Silica–titania‐based mesoporous nanomaterials due to their widespread availability and inexpensive cost have been employed in an extensive range of applications, including heterogeneous catalysis. This research article discusses the hydrothermal synthesis of highly efficient heterogeneous nanocatalyst, that is, mixed metal oxides of Pd and Cu immobilized over silica–titania mesoporous nanostructure and its application in coupling, reduction and oxidation reactions. It was characterized by Fourier transform infrared spectroscopy (FTIR), powder X‐ray diffraction (P‐XRD), field emission gun–scanning electron microscopy (FEG‐SEM), energy‐dispersive X‐ray analysis (EDX), high‐resolution transmission electron microscopy (HR‐TEM), X‐ray photoelectron spectroscopy (XPS), thermogravimetric analysis (TGA), UV–visible spectroscopy (UV–VIS), Brunauer–Emmett–Teller (BET), X‐ray resonance fluorescence (XRF), photoluminescence (PL) and inductively coupled plasma–atomic emission spectroscopy (ICP‐AES) studies to assemble information regarding various structural features. XPS analysis successfully confirmed the presence of mixed oxidation state of Pd and Cu, that is, Pd(0), Pd(II), Cu(0), Cu(I) and Cu(II) over the nanocatalytic support.

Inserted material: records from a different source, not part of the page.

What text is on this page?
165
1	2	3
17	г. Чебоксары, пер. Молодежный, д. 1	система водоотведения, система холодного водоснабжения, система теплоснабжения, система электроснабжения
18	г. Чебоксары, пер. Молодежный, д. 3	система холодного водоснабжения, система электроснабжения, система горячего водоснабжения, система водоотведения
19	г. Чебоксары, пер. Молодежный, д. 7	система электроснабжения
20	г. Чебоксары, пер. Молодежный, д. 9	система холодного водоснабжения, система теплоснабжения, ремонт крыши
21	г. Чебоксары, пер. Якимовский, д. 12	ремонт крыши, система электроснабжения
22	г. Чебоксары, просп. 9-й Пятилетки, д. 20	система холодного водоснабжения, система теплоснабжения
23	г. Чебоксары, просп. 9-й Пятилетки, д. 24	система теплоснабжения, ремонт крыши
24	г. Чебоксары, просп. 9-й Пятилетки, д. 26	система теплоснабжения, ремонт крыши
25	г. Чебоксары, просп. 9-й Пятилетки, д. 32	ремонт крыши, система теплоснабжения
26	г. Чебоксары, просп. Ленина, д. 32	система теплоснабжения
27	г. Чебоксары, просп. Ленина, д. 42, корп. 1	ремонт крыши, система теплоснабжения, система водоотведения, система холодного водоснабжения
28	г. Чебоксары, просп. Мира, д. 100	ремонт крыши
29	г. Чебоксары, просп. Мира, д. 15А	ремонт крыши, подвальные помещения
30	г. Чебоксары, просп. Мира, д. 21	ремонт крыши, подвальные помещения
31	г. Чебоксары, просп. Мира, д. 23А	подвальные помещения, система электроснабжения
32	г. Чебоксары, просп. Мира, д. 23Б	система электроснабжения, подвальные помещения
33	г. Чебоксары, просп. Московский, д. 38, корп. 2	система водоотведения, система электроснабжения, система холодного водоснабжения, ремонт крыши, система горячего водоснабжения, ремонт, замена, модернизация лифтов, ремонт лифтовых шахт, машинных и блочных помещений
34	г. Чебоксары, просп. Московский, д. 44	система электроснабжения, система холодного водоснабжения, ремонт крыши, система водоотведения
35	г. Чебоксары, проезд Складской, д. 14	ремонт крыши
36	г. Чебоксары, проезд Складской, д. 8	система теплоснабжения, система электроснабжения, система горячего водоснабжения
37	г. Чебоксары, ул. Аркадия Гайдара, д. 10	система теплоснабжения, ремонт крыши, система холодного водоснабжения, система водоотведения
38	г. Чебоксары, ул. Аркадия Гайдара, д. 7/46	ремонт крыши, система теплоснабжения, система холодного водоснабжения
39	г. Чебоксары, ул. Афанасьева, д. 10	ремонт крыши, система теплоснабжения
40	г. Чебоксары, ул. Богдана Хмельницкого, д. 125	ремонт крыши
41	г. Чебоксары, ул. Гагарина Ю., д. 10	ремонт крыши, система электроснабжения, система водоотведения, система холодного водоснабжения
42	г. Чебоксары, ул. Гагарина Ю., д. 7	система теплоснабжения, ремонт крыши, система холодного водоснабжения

TEM images showed that the PdCu alloy had spherical shape with average size between 3 and 4 nm. BET analysis indicated that the catalyst has specific surface area of 57.296 m2 g−1 with average pore diameter of 1.84 nm. The results of TGA and DTA analysis demonstrated that the maximum temperature up to which PC‐TNS can catalysed organic reactions was 170°C. The average crystallite size of PC‐TNS was came around 16.08 nm calculated using Scherrer's equation. Moreover, synthesized heterogeneous nanocatalyst was highly recyclable and FEG‐SEM, P‐XRD and XPS findings confirmed the structural disruption after sixth or seventh catalytic run resulted in decrease in yield of products. In general, nanocatalysts can be convincingly more superior to other heterogeneous nanocatalyst due to their unique features such as high specific surface area, high reusability, high reactivity, high product yield and environmentally friendly.